Potentially, your processor can control everything from maneuver and power through to data gathering and transmission. You do have a processor budget—how many operations per second it can run. You also want a bulletproof mission, which suggests as little processing as possible to ensure that your programs are simple, debugged, and only used when needed.
Therefore, I recommend you not use computer commanding of your power system, but rely on good power architecture. Your primary use of the processor is for three purposes: data handling, turning your radio on and off, and commanding any engineering tests.
- Data handling
- Process and optionally store onboard sensor/project data.
- Turning the transmitter on or off
- Receive ground commands telling satellite to broadcast its data to Earth.
- Send data to the transmitter for broadcasting down to Earth.
- Process any turn off now instructions.
- Commanding any engineering tests
- Only if you have an engineering experiment—such as an ion drive—that you wish to turn on, turn off, or change the operation of during the flight. Most sensors, in contrast, will be “always on,” even if there isn’t bandwidth to transmit.
It is better to have the sensors always on, requiring no ground commanding, and throw away data if you cannot transmit it, than the alternative. The alternative is to use valuable radio time to tell the satellite to do its work.
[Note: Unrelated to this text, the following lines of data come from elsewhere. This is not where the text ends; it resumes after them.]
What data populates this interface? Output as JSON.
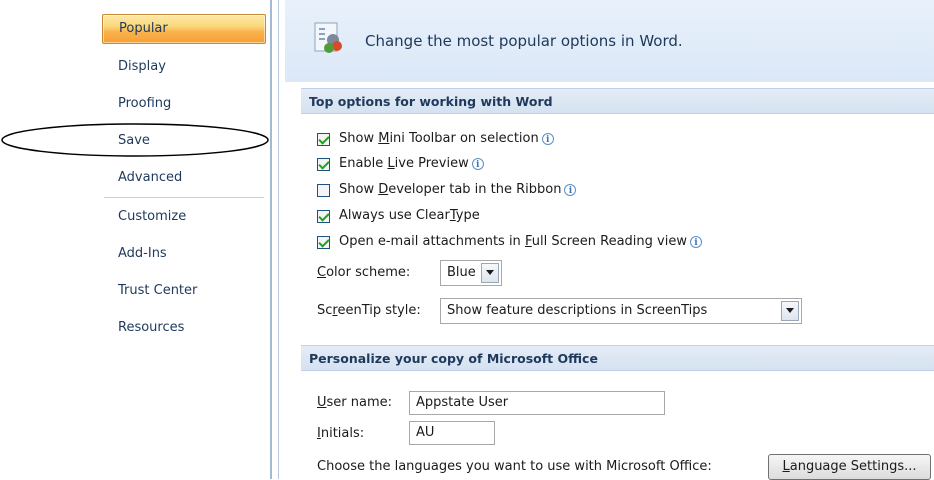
{
  "nav": {
    "items": [
      {
        "label": "Popular",
        "selected": true
      },
      {
        "label": "Display"
      },
      {
        "label": "Proofing"
      },
      {
        "label": "Save"
      },
      {
        "label": "Advanced"
      },
      {
        "label": "Customize"
      },
      {
        "label": "Add-Ins"
      },
      {
        "label": "Trust Center"
      },
      {
        "label": "Resources"
      }
    ]
  },
  "header": {
    "title": "Change the most popular options in Word."
  },
  "top_options": {
    "heading": "Top options for working with Word",
    "checkboxes": [
      {
        "pre": "Show ",
        "key": "M",
        "post": "ini Toolbar on selection",
        "checked": true
      },
      {
        "pre": "Enable ",
        "key": "L",
        "post": "ive Preview",
        "checked": true
      },
      {
        "pre": "Show ",
        "key": "D",
        "post": "eveloper tab in the Ribbon",
        "checked": false
      },
      {
        "pre": "Always use Clear",
        "key": "T",
        "post": "ype",
        "checked": true
      },
      {
        "pre": "Open e-mail attachments in ",
        "key": "F",
        "post": "ull Screen Reading view",
        "checked": true
      }
    ],
    "color_scheme": {
      "pre": "",
      "key": "C",
      "post": "olor scheme:",
      "value": "Blue"
    },
    "screentip": {
      "pre": "Sc",
      "key": "r",
      "post": "eenTip style:",
      "value": "Show feature descriptions in ScreenTips"
    }
  },
  "personalize": {
    "heading": "Personalize your copy of Microsoft Office",
    "user_name": {
      "pre": "",
      "key": "U",
      "post": "ser name:",
      "value": "Appstate User"
    },
    "initials": {
      "pre": "",
      "key": "I",
      "post": "nitials:",
      "value": "AU"
    },
    "languages_text": "Choose the languages you want to use with Microsoft Office:",
    "language_button": {
      "pre": "",
      "key": "L",
      "post": "anguage Settings..."
    }
  },
  "colors": {
    "accent": "#f9b24d",
    "nav_text": "#1e395b",
    "check_green": "#21a121"
  }
}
Design your satellite sensors to be always on within your power budget and you remove the need to have to code them to turn on or off.
Your DIY picosatellite will need a brain. But which brain? IOS’s kits include the BasicX processor; for Christmas I received the Arduino kit so beloved by DIY folks. Both are potentially flyable. Let’s compare.
BasicX-24: 32K memory, requires 20mA plus up to 40mA I/O loads, operates at –40°C to +85°C. Programmed in BASIC (ugh) via serial cable. See Figure 5-1.
Arduino: 32K memory, reported typical <26mA current draw plus 40mA per I/O load, operates at –40°C to +125°C (estimate based on range its optional temperature sensor functions at). Programmed in a C subset via USB port.
So we end up with a classic rocket science trade-off. There’s an easier to use, robust kit—the Arduino. And a more bare-metal rig—the BasicX—that has better power usage but is a bit harder to hook up. Both are flyable. So do I go for ease of use or performance?
I’ll clearly go for performance. The lower power requirements of the BasicX are an overwhelming plus. As a computer scientist, I’m not worried about the ground issues—hooking it up, programming it, testing. This is a first launch, and I need to ensure everything is as tight as can be.
However, were I to launch a second satellite, I’d be tempted to try the Arduino to see if it is an easier architecture to develop for. And in fact, I am working on a CubeSat using Arduino as a future project.
For any architecture, you can get into power tweaking. Our maker editor notes that “you can get pretty hard-core on this,” such as with the JeeNode Arduino clone that runs at 3.3V and 9.8mA draw (see http://jeelabs.org/2009/05/14/power-consumption-baseline/ and http://www.sparkfun.com/tutorials/309), not counting the use of a watchdog timer to get under 1mA draw by sleeping 99% of the time. For our designs, we are assuming the CPU must always be available, if only to receive potential FCC radio shutdown requests, but judicious use of sleep can result in power savings.